This will be a series of introduction to Machine Learning, starting from the very foundation of machine learning and then moving into topics within the field. I will cover datasets, principal component analysis, probability, linear regression, neural networks and much more.
What is Machine Learning and what is the foundation of it?
Machine Learning builds on the likes of Alan Turing, who proposed the famous question of 'Can we construct a machine that can do the same things a human can do?' Of course we know today that none has every passed this test, though you could argue that a machine can do specific tasks that humans also can do, but not all tasks that humans can do. In essence, Machine Learning builds on Turing's idea, in the sense that Machine Learning is the implementation of his idea.
...so what is Machine Learning?
Machine Learning is the use of algorithms to learn a machine to do specific things, and the whole concept is completely based on large amounts of data. This data is historic data, and from this data, we use machine learning to predict future situations of the same type.
An example of this would be car sales. Given the historic data of 2012-2018 in a country or state, could you predict future sales of cars for the fiscal year of 2019?
In Machine Learning there is this concept of 'a large dataset is good' and 'an enormous dataset is even better'. A machine is naturally better at interpreting such large amounts of data, because to a human brain, it is too complicated to understand.
What is supervised learning?
Predicting a quantitiy based on other quantities is what we call 'supervised machine learning'. It is useful to distinguish between the two types of supervised learning, namely regression and classification.
- Regression: determine the output value from the input variables. An example would be with an input variable as advertising expenditure and an output variable as amount of sales. We would call the output variable a continuous output variable. This means we are given some observed values x and are predicting a continuous reponse y.
- Classification: determine which class a new data object belongs to. An example would be hand-written digits. We have a set of images of hand-written digits and have to determine what number is contained in a new image. This means we are given some observed values x and are predicting a discrete response y.
What is unsupervised learning?
Trying to label some information from a dataset is what we call 'unsupervised machine learning'. An example would be 'which animal is in this picture?', since it is not something we can just sit down and use supervised learning for, without it being a tedious process of manually labeling thousands of pictures and then maybe at the end get a result. There are many unsupervised learning processes or models, but here is a few:
- Clustering: Clustering refers to dividing observations into clusters, e.g. categories of the size of clothes that would fit a person. The sizes small, medium and large could be clusters. This refers to actually dividing observations into groups, not just classifying where a new observation fits into such a group (as in classification, supervised learning).
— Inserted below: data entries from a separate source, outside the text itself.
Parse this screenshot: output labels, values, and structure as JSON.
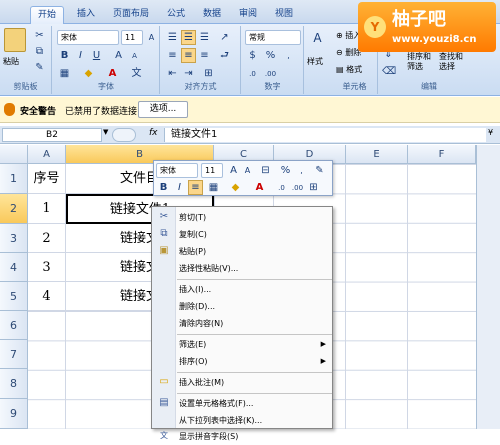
{
  "ribbon": {
    "tabs": [
      "开始",
      "插入",
      "页面布局",
      "公式",
      "数据",
      "审阅",
      "视图"
    ],
    "groups": {
      "clipboard": "剪贴板",
      "font": "字体",
      "alignment": "对齐方式",
      "number": "数字",
      "cells": "单元格",
      "editing": "编辑"
    },
    "paste_label": "粘贴",
    "font_name": "宋体",
    "font_size": "11",
    "number_format": "常规",
    "styles_label": "样式",
    "insert_label": "插入",
    "delete_label": "删除",
    "format_label": "格式",
    "sort_filter_label": "排序和\n筛选",
    "find_select_label": "查找和\n选择"
  },
  "logo": {
    "title": "柚子吧",
    "url": "www.youzi8.cn",
    "badge": "Y"
  },
  "security_bar": {
    "title": "安全警告",
    "message": "已禁用了数据连接",
    "options_button": "选项..."
  },
  "formula_bar": {
    "name_box": "B2",
    "fx": "fx",
    "content": "链接文件1"
  },
  "grid": {
    "columns": [
      "A",
      "B",
      "C",
      "D",
      "E",
      "F"
    ],
    "rows": [
      "1",
      "2",
      "3",
      "4",
      "5",
      "6",
      "7",
      "8",
      "9"
    ],
    "header_row": {
      "a": "序号",
      "b": "文件目"
    },
    "data_rows": [
      {
        "a": "1",
        "b": "链接文件1"
      },
      {
        "a": "2",
        "b": "链接文"
      },
      {
        "a": "3",
        "b": "链接文"
      },
      {
        "a": "4",
        "b": "链接文"
      }
    ]
  },
  "mini_toolbar": {
    "font": "宋体",
    "size": "11"
  },
  "context_menu": {
    "items": [
      {
        "label": "剪切(T)",
        "icon": "scissors-icon"
      },
      {
        "label": "复制(C)",
        "icon": "copy-icon"
      },
      {
        "label": "粘贴(P)",
        "icon": "paste-icon"
      },
      {
        "label": "选择性粘贴(V)...",
        "icon": ""
      },
      {
        "label": "插入(I)...",
        "icon": ""
      },
      {
        "label": "删除(D)...",
        "icon": ""
      },
      {
        "label": "清除内容(N)",
        "icon": ""
      },
      {
        "label": "筛选(E)",
        "icon": "",
        "submenu": true
      },
      {
        "label": "排序(O)",
        "icon": "",
        "submenu": true
      },
      {
        "label": "插入批注(M)",
        "icon": "comment-icon"
      },
      {
        "label": "设置单元格格式(F)...",
        "icon": "format-cells-icon"
      },
      {
        "label": "从下拉列表中选择(K)...",
        "icon": ""
      },
      {
        "label": "显示拼音字段(S)",
        "icon": "pinyin-icon"
      }
    ]
  },
  "colors": {
    "selected_header": "#f9c95b",
    "ribbon_bg": "#cadcf2",
    "logo_bg": "#ff7a00"
  }
}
- Anomaly detection: This is the process of figuring out which observations significantly deviate from the other observations in that dataset. Detecting such an anomaly could be viewed as an observation on a graph, that is an outlier. Or a point that is so far away from all others points that we call it an anomaly.
- Association rule learning: Often you want to know a rule based on previous actions, this is what association rule learning is for. You would perhaps recommend video Y, if a person has seen video X on YouTube, because that video can be deemed as of interest to that person. This is also applicable in large scale, think 'what items are people most likely to buy in a supermarket?' and then you would discover other items, that the customers of that supermarket would probably be interested in.
What is a model in Machine Learning?
A model is simply something that learns a prediction rule from the data you feed that model. An example is recognizing hand-written digits; where you have $10000$ examples of each digit $0,1,...,9$. Then we would have $100000$ examples, which we denote as $N$.
We feed this data of the digits to a model, perhaps with the notation $A$ or $X$ for the matrix which holds the $100000$ examples of digits and $b$ or $y$ for the matrix that holds the possibilities of digits, $0,1,...,9$.
Then the output of the model is a function $f(x)$, which we call the prediction rule. We would usually want to predict how many errors this rule makes, and that is referred to as the generalization error. Then we can input test data to test our model, and from there, if our model proves to be good enough, use it with new data.
How is the process of doing Machine Learning?
This can be the process of doing Machine Learning:
Finding the right dataset is possibly something that you would use much time on. Especially if the data is coming from outside a company, if you need to find it on the internet.
You often want to get to know more about your dataset before you start modelling. This is often done through an exploratory data analysis, where you seek to describe the data, manipulate (add, remove, tweak) data and visualize data to get a feeling for what you are working with. Data visualization can also be helpful when interacting with customers or when explaining something about the data to someone else in the company you are working for.
When your knowledge of the data you are working with is sufficient, you would start modelling the data. This usually involves some analysis of how you should model the data, what will make a good and a bad model?
Afterwards, you evaluate the model and find out if the model is good or bad, and whether it can be tested using training data. If the model is good, you would perhaps deem it ready for use by your customer or whomever the receiver is.